The findings were reviewed with project staff during the licensing process.

This is a repeat citation from last year's licensure renewal inspection.
 
Plan of Correction
This issue has been discussed with staff via meetings both individual and group. The clinical supervisor has discussed this issue with all clinicians. This issue will continue to be addressed in individual supervision and staff meetings to ensure it does not occur. In addition, the CEO will hold sporadic confidentiality trainings with staff to ensure compliance. Finally, weekly chart reviews are now completed by Administration to ensure compliance. New release forms were signed and explained to these clients. Old forms are now void.

709.82(d)(1)  LICENSURE Treatment and rehabilitation services

709.82. Treatment and rehabilitation services. (d) Counseling shall be provided to a client on a regular and scheduled basis. The following services shall be included and documented: (1) Individual counseling, at least twice weekly.
Observations
Based on the review of client records and the client record of service, the project failed to provide individual counseling at least twice weekly in two of seven applicable client records reviewed.

Client # 1 was admitted on September 16, 2020 and was a current client at the time of the inspection. The project failed to document in the client record one of the two required individual counseling sessions for a partial hospitalization program for the weeks of October 4, 2020 through October 10, 2020, October 11, 2020 through October 17, 2020, October 18, 2020 through October 24, 2020, October 25, 2020 through October 31, 2020, November 22, 2020 through November 28, 2020, November 29, 2020 through December 5, 2020, December 6, 2020 through December 12, 2020, December 13, through December 19, 2020, December 20, 2020 through December 26, 2020, December 27, 2020 through January 2, 2021, January 3, 2021 through January 9, 2021, January 10, 2021 through January 16, 2021, January 17, 2021 through January 23, 2021, January 31, 2021 through February 6, 2021.

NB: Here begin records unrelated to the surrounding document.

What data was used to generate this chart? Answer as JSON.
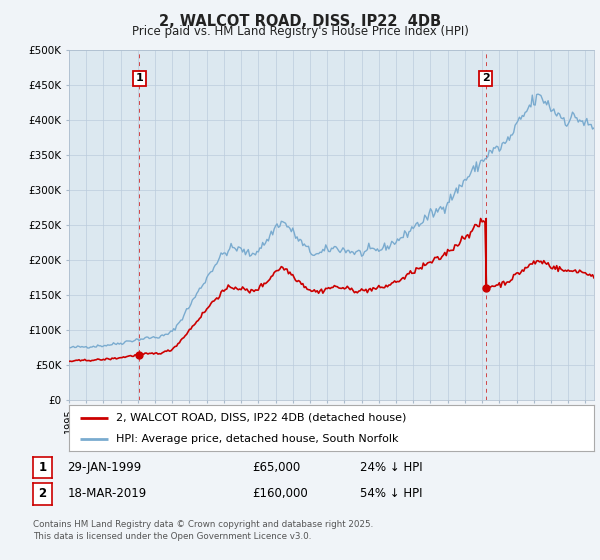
{
  "title": "2, WALCOT ROAD, DISS, IP22  4DB",
  "subtitle": "Price paid vs. HM Land Registry's House Price Index (HPI)",
  "ylabel_ticks": [
    "£0",
    "£50K",
    "£100K",
    "£150K",
    "£200K",
    "£250K",
    "£300K",
    "£350K",
    "£400K",
    "£450K",
    "£500K"
  ],
  "ytick_vals": [
    0,
    50000,
    100000,
    150000,
    200000,
    250000,
    300000,
    350000,
    400000,
    450000,
    500000
  ],
  "xlim": [
    1995.0,
    2025.5
  ],
  "ylim": [
    0,
    500000
  ],
  "transaction1_date": 1999.08,
  "transaction1_price": 65000,
  "transaction2_date": 2019.21,
  "transaction2_price": 160000,
  "red_color": "#cc0000",
  "blue_color": "#7aabcf",
  "dashed_color": "#cc0000",
  "legend_line1": "2, WALCOT ROAD, DISS, IP22 4DB (detached house)",
  "legend_line2": "HPI: Average price, detached house, South Norfolk",
  "table_row1": [
    "1",
    "29-JAN-1999",
    "£65,000",
    "24% ↓ HPI"
  ],
  "table_row2": [
    "2",
    "18-MAR-2019",
    "£160,000",
    "54% ↓ HPI"
  ],
  "footnote": "Contains HM Land Registry data © Crown copyright and database right 2025.\nThis data is licensed under the Open Government Licence v3.0.",
  "background_color": "#f0f4f8",
  "plot_bg_color": "#dce8f0",
  "grid_color": "#bbccdd"
}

Client # 2 was admitted on November 19, 2020 and was a current client at the time of the inspection. The project failed to document in the client record one of the two required individual counseling sessions for a partial hospitalization program for the weeks of December 13, 2020 through December 19, 2020 and December 27, 2020 through January 2, 2021 and two of the two required individual sessions for the weeks of November 22, 2020 through November 28, 2020, November 29, 2020 through December 5, 2020 and December 6, 2020 through December 12, 2020.

The findings were reviewed with project staff during the licensing process.

This is a repeat citation from last year's licensure renewal inspection.
 
Plan of Correction
This has been discussed with staff at last staff meeting by Clinical Supervisor. Clinicians have been told to block off time in schedules to ensure clients are seen twice weekly for individual sessions if client is in partial. This will also be monitored by administration through schedule checks and weekly chart reviews. This will also continue to be a point of topic in supervision meetings and staff meetings.